INTERVENTION DE MGR CELESTINO MIGLIORE,
CHEF DE LA DÉLÉGATION DU SAINT-SIÈGE*

Varsovie
Jeudi 21 novembre 2013

 

Monsieur le président,

Cette Conférence représente une occasion importante pour la communauté internationale de démontrer sa réelle volonté politique d’apporter une réponse responsable, crédible et encourageante au phénomène préoccupant et complexe des changements climatiques.

Le Rapport intitulé « Changements climatiques 2013: les éléments scientifiques » laisse apparaître un consensus scientifique: le réchauffement mondial est sans équivoque, il est extrêmement probable que l’action humaine ait influencé le réchauffement observé, et le réchauffement et l’altération de toutes les composantes du système climatique se poursuivront à l’avenir.

Cette preuve scientifique souligne une fois de plus les graves risques et le coût socio-économique de l’inaction, ainsi que l’impératif éthique d’agir, étant donné que le manque d’action aura des effets sur la plupart des secteurs les plus pauvres de la société, qui sont les plus vulnérables aux effets des changements climatiques.

Toutefois, l’activité humaine peut influencer les changements climatiques de façon non seulement négative, mais également de façon positive, au profit des générations présentes et futures : un grand nombre d’expériences dans le monde montrent qu’il est possible de tirer profit de situations avantageuses pour tous lorsque les mesures d’atténuation et d’adaptation aux changements climatiques sont réalisées en même temps que l’éradication de la pauvreté et la promotion du développement durable.

Comme le Pape François aime à le dire : « La pauvreté nous appelle à semer l’espérance ! ».

Dans cette perspective, deux points doivent être soulignés.

Premièrement: une action ambitieuse et sérieuse est nécessaire. Plus nous attendons, plus le degré d’ambition devra être élevé.

Deuxièmement: si nous voulons affronter le changement climatique de façon efficace, nous devons tous agir ensemble, en tenant compte du besoin de mettre en place une révision profonde et clairvoyante du modèle actuel de développement, afin d’en corriger les dysfonctionnements et les dérives. Cela est nécessaire non seulement en raison de l’état de santé écologique de la planète ou en raison des urgences en matière d’environnement et d’énergie, mais également en raison du scandale de la faim et de la pauvreté extrême.

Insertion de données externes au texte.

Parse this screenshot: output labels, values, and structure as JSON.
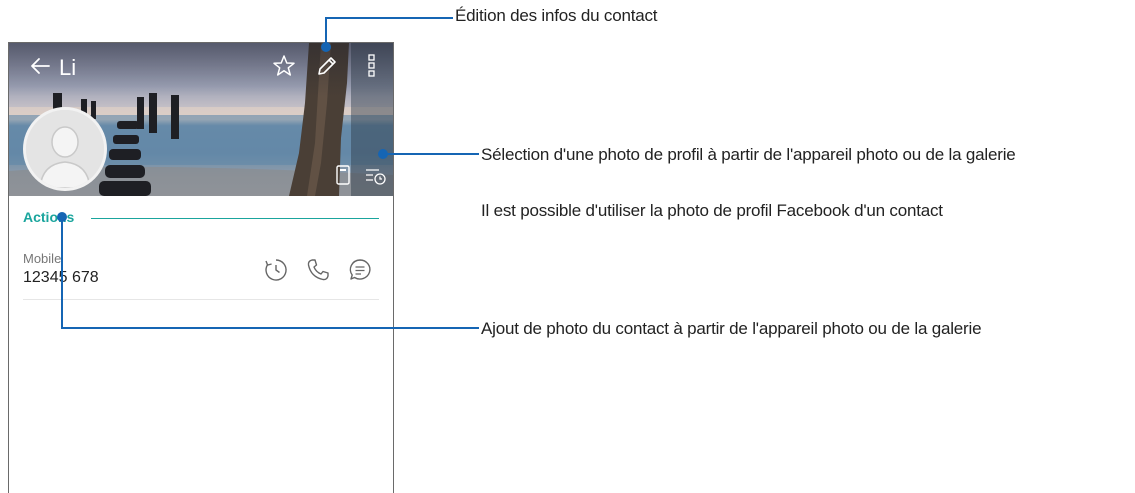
{
  "contact": {
    "name": "Li",
    "section_title": "Actions",
    "phone_type": "Mobile",
    "phone_number": "12345 678"
  },
  "colors": {
    "accent": "#1aa59d",
    "callout": "#1565b4"
  },
  "icons": {
    "back": "back-arrow-icon",
    "favorite": "star-icon",
    "edit": "pencil-icon",
    "menu": "more-vert-icon",
    "sim": "sim-card-icon",
    "history": "call-history-icon",
    "call_log": "clock-icon",
    "call": "phone-icon",
    "message": "message-icon"
  },
  "callouts": {
    "edit": "Édition des infos du contact",
    "profile_photo": "Sélection d'une photo de profil à partir de l'appareil photo ou de la galerie",
    "facebook": "Il est possible d'utiliser la photo de profil Facebook d'un contact",
    "add_photo": "Ajout de photo du contact à partir de l'appareil photo ou de la galerie"
  }
}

Cela exige une réflexion sérieuse. Une réflexion qui doit réaffirmer le rôle que le développement économique joue dans l’amélioration des mesures de bien-être environnemental. En outre, cela exige de tracer un bilan de la crise morale et culturelle, dont les symptômes sont à présent évidents partout dans le monde. Il est donc urgent de trouver le moyen d’allier les capacités techniques et une solide approche éthique fondée sur la dignité humaine.

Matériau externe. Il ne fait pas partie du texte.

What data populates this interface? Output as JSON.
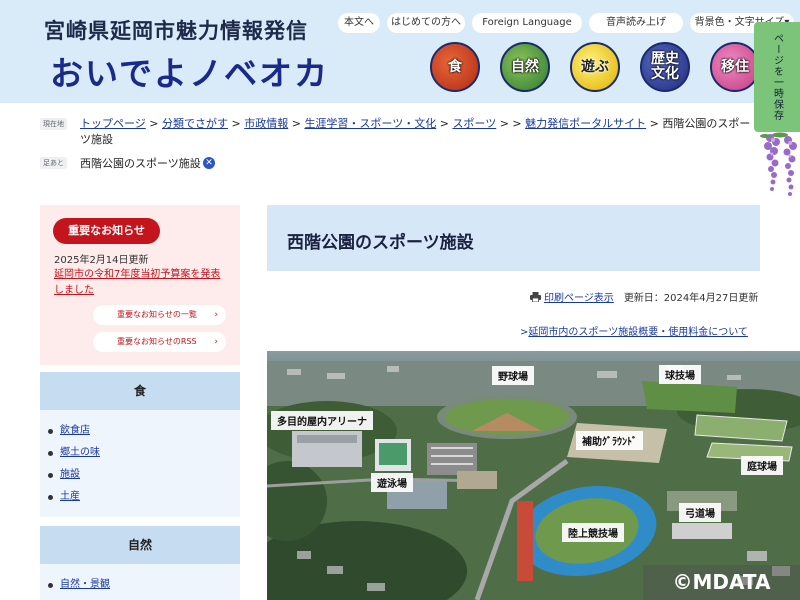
{
  "header": {
    "site_subtitle": "宮崎県延岡市魅力情報発信",
    "site_title": "おいでよノベオカ",
    "util_nav": [
      "本文へ",
      "はじめての方へ",
      "Foreign Language",
      "音声読み上げ",
      "背景色・文字サイズ▾"
    ],
    "categories": [
      {
        "label": "食",
        "icon": "food-icon"
      },
      {
        "label": "自然",
        "icon": "nature-icon"
      },
      {
        "label": "遊ぶ",
        "icon": "play-icon"
      },
      {
        "label": "歴史\n文化",
        "icon": "history-icon"
      },
      {
        "label": "移住",
        "icon": "migration-icon"
      }
    ],
    "side_tab": "ページを一時保存"
  },
  "breadcrumb": {
    "label_current": "現在地",
    "items": [
      "トップページ",
      "分類でさがす",
      "市政情報",
      "生涯学習・スポーツ・文化",
      "スポーツ",
      "",
      "魅力発信ポータルサイト"
    ],
    "current": "西階公園のスポーツ施設",
    "label_saved": "足あと",
    "saved_item": "西階公園のスポーツ施設"
  },
  "notice": {
    "badge": "重要なお知らせ",
    "date": "2025年2月14日更新",
    "link": "延岡市の令和7年度当初予算案を発表しました",
    "list_button": "重要なお知らせの一覧",
    "rss_button": "重要なお知らせのRSS"
  },
  "sidebar": {
    "sections": [
      {
        "title": "食",
        "items": [
          "飲食店",
          "郷土の味",
          "施設",
          "土産"
        ]
      },
      {
        "title": "自然",
        "items": [
          "自然・景観"
        ]
      }
    ]
  },
  "main": {
    "title": "西階公園のスポーツ施設",
    "print_label": "印刷ページ表示",
    "updated": "更新日：2024年4月27日更新",
    "related_link": "延岡市内のスポーツ施設概要・使用料金について",
    "photo_labels": [
      "野球場",
      "球技場",
      "多目的屋内アリーナ",
      "補助ｸﾞﾗｳﾝﾄﾞ",
      "庭球場",
      "遊泳場",
      "弓道場",
      "陸上競技場"
    ],
    "watermark": "©MDATA"
  }
}
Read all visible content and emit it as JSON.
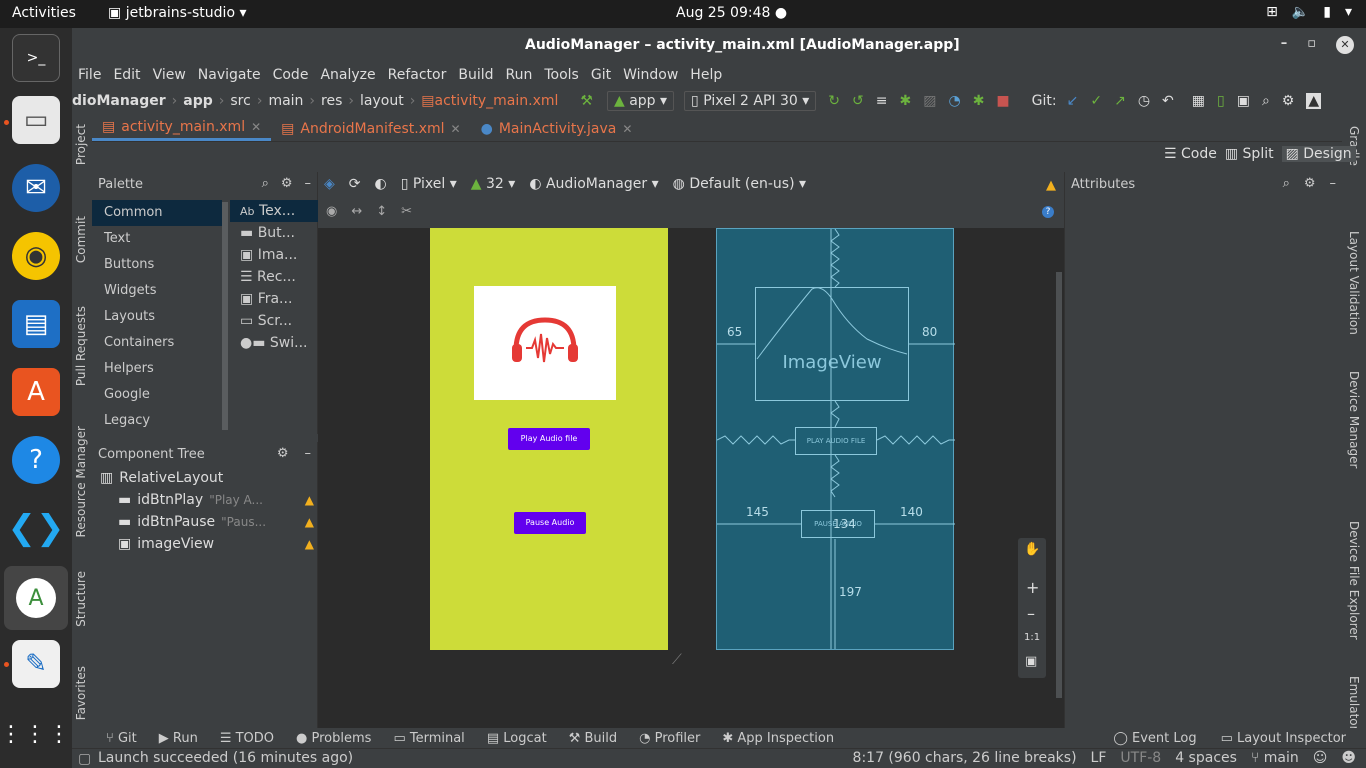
{
  "topbar": {
    "activities": "Activities",
    "app_name": "jetbrains-studio",
    "clock": "Aug 25  09:48"
  },
  "window": {
    "title": "AudioManager – activity_main.xml [AudioManager.app]"
  },
  "menu": [
    "File",
    "Edit",
    "View",
    "Navigate",
    "Code",
    "Analyze",
    "Refactor",
    "Build",
    "Run",
    "Tools",
    "Git",
    "Window",
    "Help"
  ],
  "breadcrumb": [
    "dioManager",
    "app",
    "src",
    "main",
    "res",
    "layout",
    "activity_main.xml"
  ],
  "toolbar": {
    "module": "app",
    "device": "Pixel 2 API 30",
    "git_label": "Git:"
  },
  "tabs": [
    {
      "label": "activity_main.xml"
    },
    {
      "label": "AndroidManifest.xml"
    },
    {
      "label": "MainActivity.java"
    }
  ],
  "left_strip": [
    "Project",
    "Commit",
    "Pull Requests",
    "Resource Manager",
    "Structure",
    "Favorites"
  ],
  "right_strip": [
    "Gradle",
    "Layout Validation",
    "Device Manager",
    "Device File Explorer",
    "Emulator"
  ],
  "view_modes": {
    "code": "Code",
    "split": "Split",
    "design": "Design"
  },
  "palette": {
    "title": "Palette",
    "categories": [
      "Common",
      "Text",
      "Buttons",
      "Widgets",
      "Layouts",
      "Containers",
      "Helpers",
      "Google",
      "Legacy"
    ],
    "items": [
      "Tex...",
      "But...",
      "Ima...",
      "Rec...",
      "Fra...",
      "Scr...",
      "Swi..."
    ]
  },
  "component_tree": {
    "title": "Component Tree",
    "root": "RelativeLayout",
    "children": [
      {
        "name": "idBtnPlay",
        "hint": "\"Play A..."
      },
      {
        "name": "idBtnPause",
        "hint": "\"Paus..."
      },
      {
        "name": "imageView",
        "hint": ""
      }
    ]
  },
  "design_toolbar": {
    "device": "Pixel",
    "api": "32",
    "theme": "AudioManager",
    "locale": "Default (en-us)"
  },
  "preview": {
    "play_button": "Play Audio file",
    "pause_button": "Pause Audio"
  },
  "blueprint": {
    "imageview_label": "ImageView",
    "play_label": "PLAY AUDIO FILE",
    "pause_label": "PAUSE AUDIO",
    "margins": {
      "img_left": "65",
      "img_right": "80",
      "pause_left": "145",
      "pause_right": "140",
      "pause_top": "134",
      "pause_bottom": "197"
    }
  },
  "zoom": {
    "ratio": "1:1"
  },
  "attributes": {
    "title": "Attributes"
  },
  "bottom_tools": [
    "Git",
    "Run",
    "TODO",
    "Problems",
    "Terminal",
    "Logcat",
    "Build",
    "Profiler",
    "App Inspection"
  ],
  "bottom_right": [
    "Event Log",
    "Layout Inspector"
  ],
  "status": {
    "message": "Launch succeeded (16 minutes ago)",
    "position": "8:17 (960 chars, 26 line breaks)",
    "line_sep": "LF",
    "encoding": "UTF-8",
    "indent": "4 spaces",
    "branch": "main"
  }
}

Parmi les éléments importants de cette orientation éthique figurent le respect pour la dignité de chaque personne humaine, les principes de prudence et de précaution, la promotion du bien commun, l’attention et le soin pour les pauvres et les générations futures, la modification des styles de vie et des modèles de consommation et de production, souvent non durables sur le plan économique, social et environnemental, la promotion d’un esprit authentique de solidarité qui puisse garantir l’efficacité de toute activité de coopération. Les questions touchant la dignité humaine des personnes et des peuples ne peuvent être réduites à de simples problèmes techniques. Le changement climatique est une question de justice et d’équité.

Monsieur le président, la cop19 représente une étape significative dans le long processus visant à adopter de nouvelles mesures communes obligatoires et des budgets adéquats pour des programmes d’atténuation et d’adaptation efficaces en vue de combattre la menace croissante que représente les changements climatiques pour l’humanité.

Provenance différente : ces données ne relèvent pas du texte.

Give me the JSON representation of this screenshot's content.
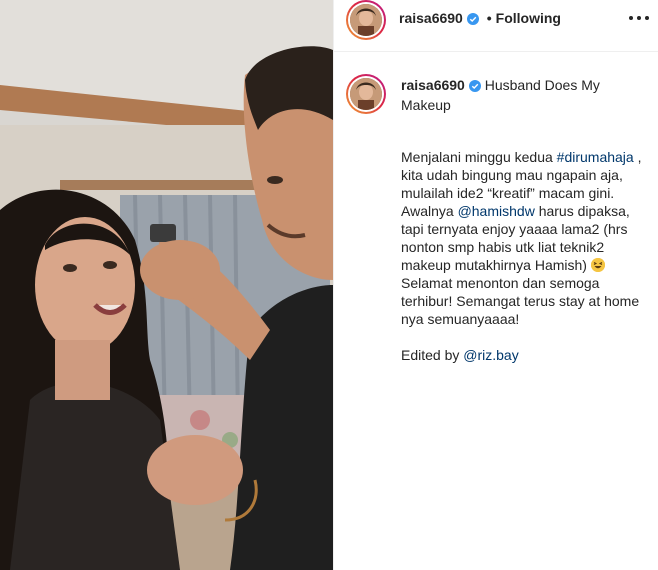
{
  "post": {
    "username": "raisa6690",
    "follow_status": "Following",
    "dot": "•",
    "caption_title": "Husband Does My Makeup",
    "caption_part1": "Menjalani minggu kedua ",
    "hashtag": "#dirumahaja",
    "caption_part2": " , kita udah bingung mau ngapain aja, mulailah ide2 “kreatif” macam gini. Awalnya ",
    "mention1": "@hamishdw",
    "caption_part3": " harus dipaksa, tapi ternyata enjoy yaaaa lama2 (hrs nonton smp habis utk liat teknik2 makeup mutakhirnya Hamish) ",
    "caption_part4": " Selamat menonton dan semoga terhibur! Semangat terus stay at home nya semuanyaaaa!",
    "edited_prefix": "Edited by ",
    "mention2": "@riz.bay",
    "emoji_name": "grinning-squinting-face-icon"
  },
  "colors": {
    "verified": "#3897f0",
    "link": "#00376b",
    "text": "#262626"
  }
}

L’échéance pour aboutir à un accord global, juridiquement contraignant, a été repoussée plusieurs fois, et il est à présent question de 2015. Il y a encore un chemin long et complexe à parcourir en un espace de temps relativement court. En nous fondant sur la centralité de la personne humaine, la justice sociale et l’égalité, il sera possible de développer des politiques adéquates à tous les niveaux, visant à identifier des actions durables qui n’engendrent pas de nouveaux problèmes pour les générations futures.

L’équité devrait être la pierre d’angle de tout nouvel accord. Bien qu’il y soit fait fréquemment référence, le concept d’équité dans le contexte des changements climatiques est encore mal défini. L’équité signifie différentes choses pour différentes personnes, et par conséquent, les groupes en négociation parlent souvent sans se comprendre bien qu’ils utilisent les mêmes termes. Des arguments tels que « responsabilité historique », prévalent parfois sur la réelle capacité de chaque Etat à agir afin de surmonter le défi, et également sur le discours à propos d’une coopération meilleure et plus efficace entre les pays développés et en voie de développement.

Comment pouvons-nous donc traduire l’équité en mesures concrètes ?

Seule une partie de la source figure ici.